Poetry Read #3/23

Ella Frears: Shine, Darling

I like Frears’ poetry, it is bold, fun, sexy, slightly out of kilter to the world – there’s a lot of it set in Cornwall, where I have just been on holiday, so perhaps I am biased: Fucking in Cornwall is hilarious, and recommended – kiss me in the pasty shop with all the ovens on. There are concerns about self-image, relationships, relationships with parents and with nature, the moon.

Two whip-smart and funny poems about periods Magical Thinking (I) & (II) – yes, there is a Joan Didion epigram – the second has her mother telling adult Ella, about her mortification at coming on at the aunt’s house (they are in a taxi together, just leaving a party), so much so that she smuggled out the (favourite) cushion she had been sitting on. From MT (I):

The hand is quicker than the eye, said Lily / showing us how to slip a tampon out / and a man in with one swift movement.
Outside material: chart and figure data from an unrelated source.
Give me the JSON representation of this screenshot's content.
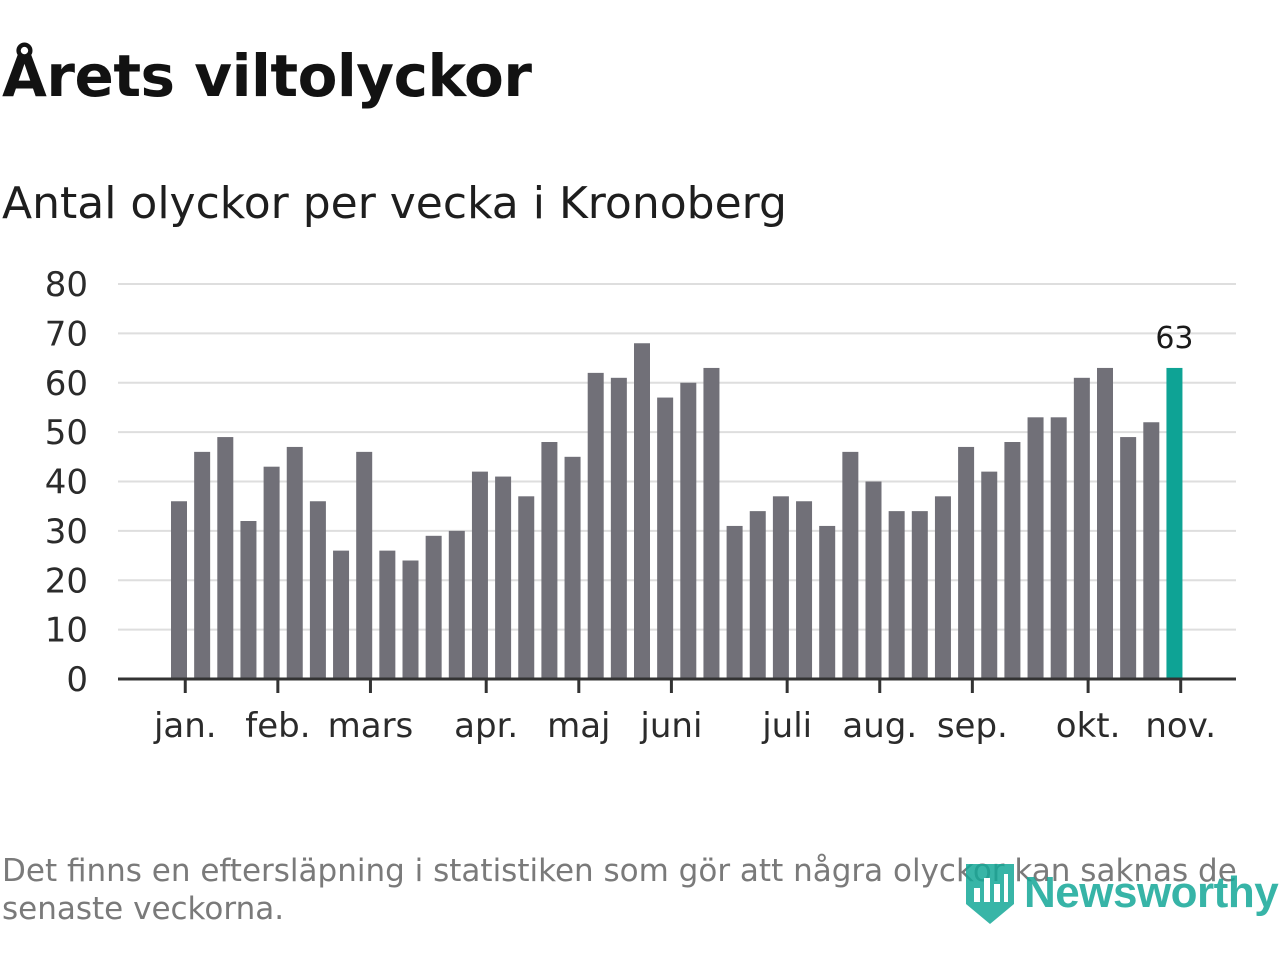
{
  "header": {
    "title": "Årets viltolyckor",
    "subtitle": "Antal olyckor per vecka i Kronoberg"
  },
  "chart_data": {
    "type": "bar",
    "title": "Årets viltolyckor",
    "subtitle": "Antal olyckor per vecka i Kronoberg",
    "xlabel": "",
    "ylabel": "",
    "ylim": [
      0,
      80
    ],
    "yticks": [
      0,
      10,
      20,
      30,
      40,
      50,
      60,
      70,
      80
    ],
    "grid": true,
    "values": [
      36,
      46,
      49,
      32,
      43,
      47,
      36,
      26,
      46,
      26,
      24,
      29,
      30,
      42,
      41,
      37,
      48,
      45,
      62,
      61,
      68,
      57,
      60,
      63,
      31,
      34,
      37,
      36,
      31,
      46,
      40,
      34,
      34,
      37,
      47,
      42,
      48,
      53,
      53,
      61,
      63,
      49,
      52,
      63
    ],
    "month_labels": [
      {
        "label": "jan.",
        "week_index": 0.4
      },
      {
        "label": "feb.",
        "week_index": 4.4
      },
      {
        "label": "mars",
        "week_index": 8.4
      },
      {
        "label": "apr.",
        "week_index": 13.4
      },
      {
        "label": "maj",
        "week_index": 17.4
      },
      {
        "label": "juni",
        "week_index": 21.4
      },
      {
        "label": "juli",
        "week_index": 26.4
      },
      {
        "label": "aug.",
        "week_index": 30.4
      },
      {
        "label": "sep.",
        "week_index": 34.4
      },
      {
        "label": "okt.",
        "week_index": 39.4
      },
      {
        "label": "nov.",
        "week_index": 43.4
      }
    ],
    "highlight_index": 43,
    "highlight_label": "63",
    "colors": {
      "bar": "#717078",
      "highlight": "#0ea395",
      "grid": "#dedede",
      "axis": "#333333",
      "tick_text": "#2b2b2b"
    }
  },
  "footer": {
    "note": "Det finns en eftersläpning i statistiken som gör att några olyckor kan saknas de senaste veckorna.",
    "brand": "Newsworthy",
    "brand_icon": "bar-chart-shield-icon",
    "brand_color": "#15a898"
  }
}
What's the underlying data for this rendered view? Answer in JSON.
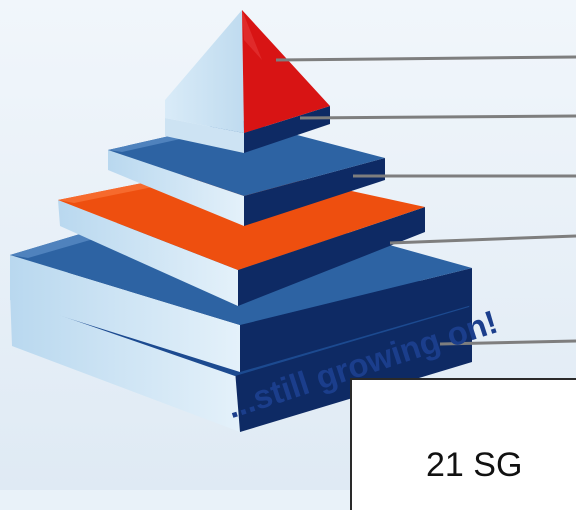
{
  "slogan": "...still growing on!",
  "info_box": {
    "text": "21 SG"
  },
  "colors": {
    "background": "#e9f2f9",
    "tier_blue": "#2d63a3",
    "tier_dark": "#0e2a64",
    "tier_light": "#cde3f3",
    "tier_orange": "#ee4f0f",
    "apex_red": "#d81414",
    "slogan_blue": "#1b3e8c",
    "callout_line": "#7e7e7e"
  }
}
The Film, is an absolute show-stopper of a poem, which is hard to discuss without giving away its power – suffice to say, that when she and a female friend decide for “art” to walk around campus asking men to hit Frears in the face, on film… the result is stunning, abrupt and shocking.

ETA

Bastard / grey road. / Empty sky. / Radio – dull, / dull songs. / Even you, / who I love / fiercely, are / fucking me / off. On our / way to a party. / Family party. / Obligatory… / The urge / to punch / a nice old / man…

There is also the complete reprint / re-use of her earlier 14 page pamphlet Passivity, Electricity, Acclivity in the middle of the new book, and this has narked me more than perhaps it should. The fact that these 14 pages crackle, are exceptional, is perhaps more to the point:

I had been tasting the cold air, / feeling my heart beat / into the dark car park, / the thrill of my presence / under the sky alone

So, just buy the full collection is the message.